This page explains where the Kosli CLI writes its output, what [warning] messages mean, and how to control verbosity in scripts and CI/CD pipelines.
Where output goes
The CLI splits its output across two streams:
- stdout — Command results: created object IDs, JSON, tables, and any value intended to be piped or captured.
- stderr — Warnings, debug lines, and the “new version available” update notice.
The exit code is the authoritative success or failure signal. A non-zero exit code means the command failed; zero means it succeeded, regardless of what appeared on stderr.
Warning messages
Warnings are written in the form [warning] <message> and indicate a non-fatal condition that the CLI worked around. Examples:
[warning] failed to get git repo info. <details>
[warning] Repo URL will not be reported, <details>
[warning] failed to remove evidence file <path>: <details>
Warnings:
- Are always written to stderr.
- Never affect the exit code.
- Are not errors — the command completed successfully.
If you see a warning in a pipeline that you have already validated end-to-end, it is safe to suppress it (see below). If a warning is new or unexpected, read the message and address the underlying cause.
Verbosity controls
| Flag | Effect |
|---|
| (default) | Errors and [warning] lines to stderr. Results to stdout. |
-q, --quiet | Suppresses [warning] lines. Errors still print. |
--debug | Adds [debug] lines to stderr. Overrides --quiet. |
--debug=false | Explicit-off form. Useful when a parent process or env var has enabled debug and you want to disable it for one command. |
When both --quiet and --debug are set, --debug wins and a debug notice is printed explaining the override.
Both flags have equivalent environment variables, following the standard KOSLI_ prefix:
KOSLI_QUIET=true
KOSLI_DEBUG=true
Warnings in CI/CD pipelines
CI systems including Jenkins, Azure DevOps, Bitbucket Pipelines, and GitHub Actions multiplex stdout and stderr into a single build log. Some render stderr lines in red or with error-level styling. This makes non-fatal [warning] lines look alarming to pipeline reviewers even though they have no effect on the build.

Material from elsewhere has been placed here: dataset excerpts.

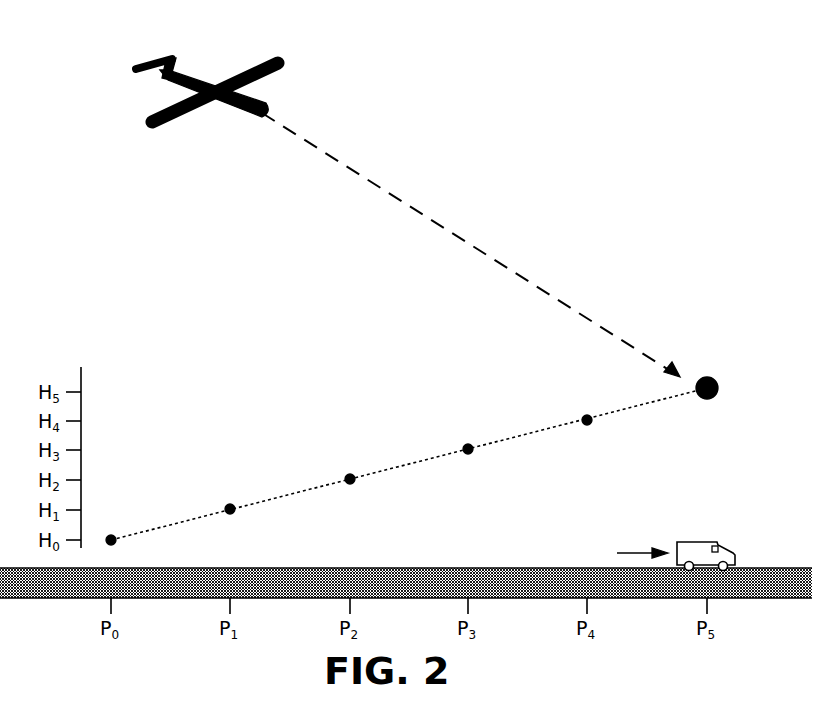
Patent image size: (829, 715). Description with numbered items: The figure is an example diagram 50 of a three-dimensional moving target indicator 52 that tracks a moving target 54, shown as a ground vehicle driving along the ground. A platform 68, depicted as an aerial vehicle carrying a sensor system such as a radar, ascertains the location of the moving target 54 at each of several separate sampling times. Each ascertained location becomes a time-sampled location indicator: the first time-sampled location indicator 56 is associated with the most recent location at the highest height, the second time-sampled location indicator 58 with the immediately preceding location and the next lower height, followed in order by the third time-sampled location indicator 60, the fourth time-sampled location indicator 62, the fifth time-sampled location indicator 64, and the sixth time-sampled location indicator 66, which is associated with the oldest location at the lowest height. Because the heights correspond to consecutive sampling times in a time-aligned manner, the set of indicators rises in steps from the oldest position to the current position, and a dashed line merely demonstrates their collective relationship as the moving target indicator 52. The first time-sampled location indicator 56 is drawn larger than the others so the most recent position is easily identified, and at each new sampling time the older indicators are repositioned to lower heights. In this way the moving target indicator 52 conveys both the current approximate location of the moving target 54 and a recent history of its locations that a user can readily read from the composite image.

The diagram 50 is at (708, 47).
The moving target indicator 52 is at (428, 457).
The moving target 54 is at (693, 543).
The first time-sampled location indicator 56 is at (715, 397).
The second time-sampled location indicator 58 is at (589, 424).
The third time-sampled location indicator 60 is at (470, 453).
The fourth time-sampled location indicator 62 is at (352, 483).
The fifth time-sampled location indicator 64 is at (232, 513).
The sixth time-sampled location indicator 66 is at (115, 545).
The platform 68 is at (150, 126).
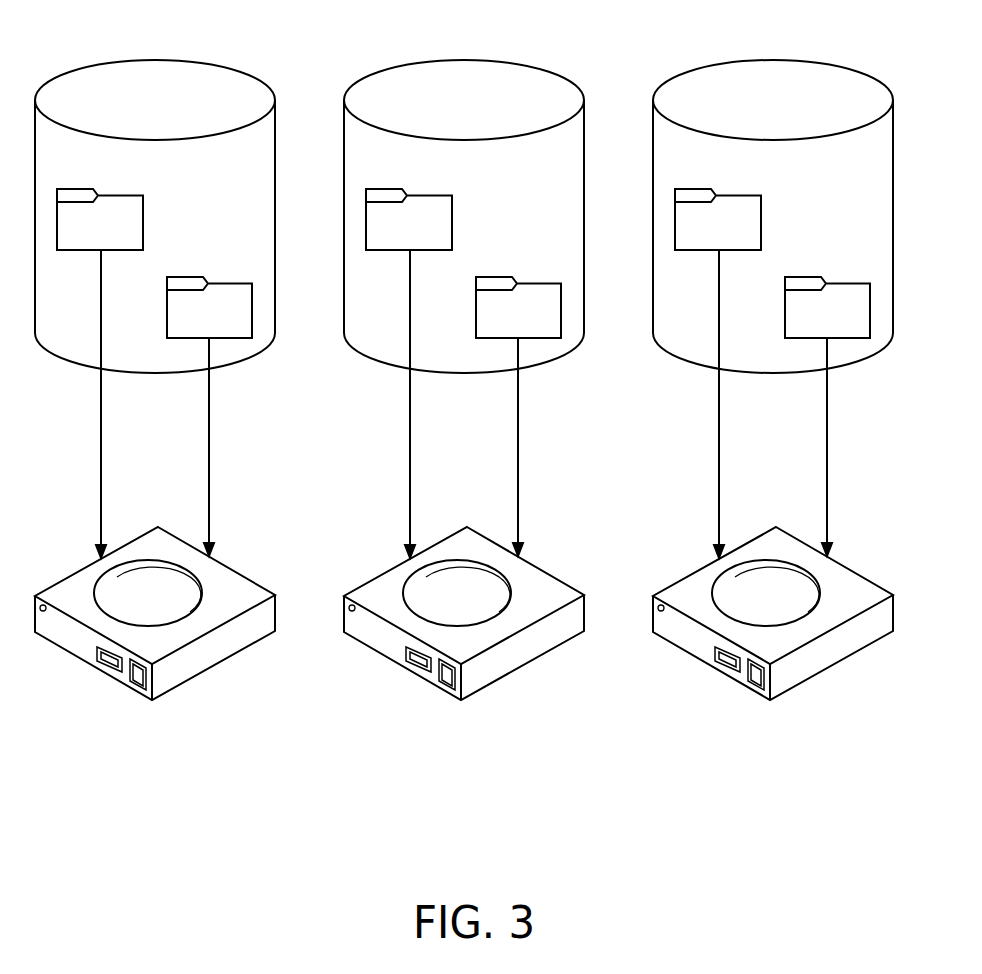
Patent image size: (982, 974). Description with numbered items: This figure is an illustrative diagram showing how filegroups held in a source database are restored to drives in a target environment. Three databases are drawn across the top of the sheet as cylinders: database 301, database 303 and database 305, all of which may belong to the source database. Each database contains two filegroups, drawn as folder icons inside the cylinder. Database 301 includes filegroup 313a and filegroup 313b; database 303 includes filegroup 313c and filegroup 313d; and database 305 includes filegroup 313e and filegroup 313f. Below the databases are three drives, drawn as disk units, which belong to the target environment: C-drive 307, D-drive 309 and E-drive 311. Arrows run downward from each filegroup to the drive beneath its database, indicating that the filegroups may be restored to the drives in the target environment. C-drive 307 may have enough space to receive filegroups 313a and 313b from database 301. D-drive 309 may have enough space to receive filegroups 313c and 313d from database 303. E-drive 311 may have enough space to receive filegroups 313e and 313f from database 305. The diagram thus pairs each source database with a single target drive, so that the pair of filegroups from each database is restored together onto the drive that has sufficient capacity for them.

The database 301 is at (155, 59).
The database 303 is at (464, 202).
The database 305 is at (773, 202).
The C-drive 307 is at (238, 578).
The D-drive 309 is at (489, 638).
The E-drive 311 is at (798, 638).
The filegroup 313a is at (78, 188).
The filegroup 313b is at (178, 277).
The filegroup 313c is at (417, 204).
The filegroup 313d is at (524, 293).
The filegroup 313e is at (727, 204).
The filegroup 313f is at (830, 293).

Once you have validated a workflow end-to-end, add --quiet (or set KOSLI_QUIET=true) to the Kosli CLI invocations to keep build logs clean:
kosli attest generic --quiet ...
Avoid redirecting all of stderr to /dev/null (for example, kosli ... 2>/dev/null). That hides genuine error messages and makes failures much harder to diagnose. Prefer --quiet, which suppresses only [warning] lines and keeps real errors visible.
If you are capturing CLI output in a shell subshell and seeing debug or warning lines mixed into the captured value, see CLI in subshell captures stderr.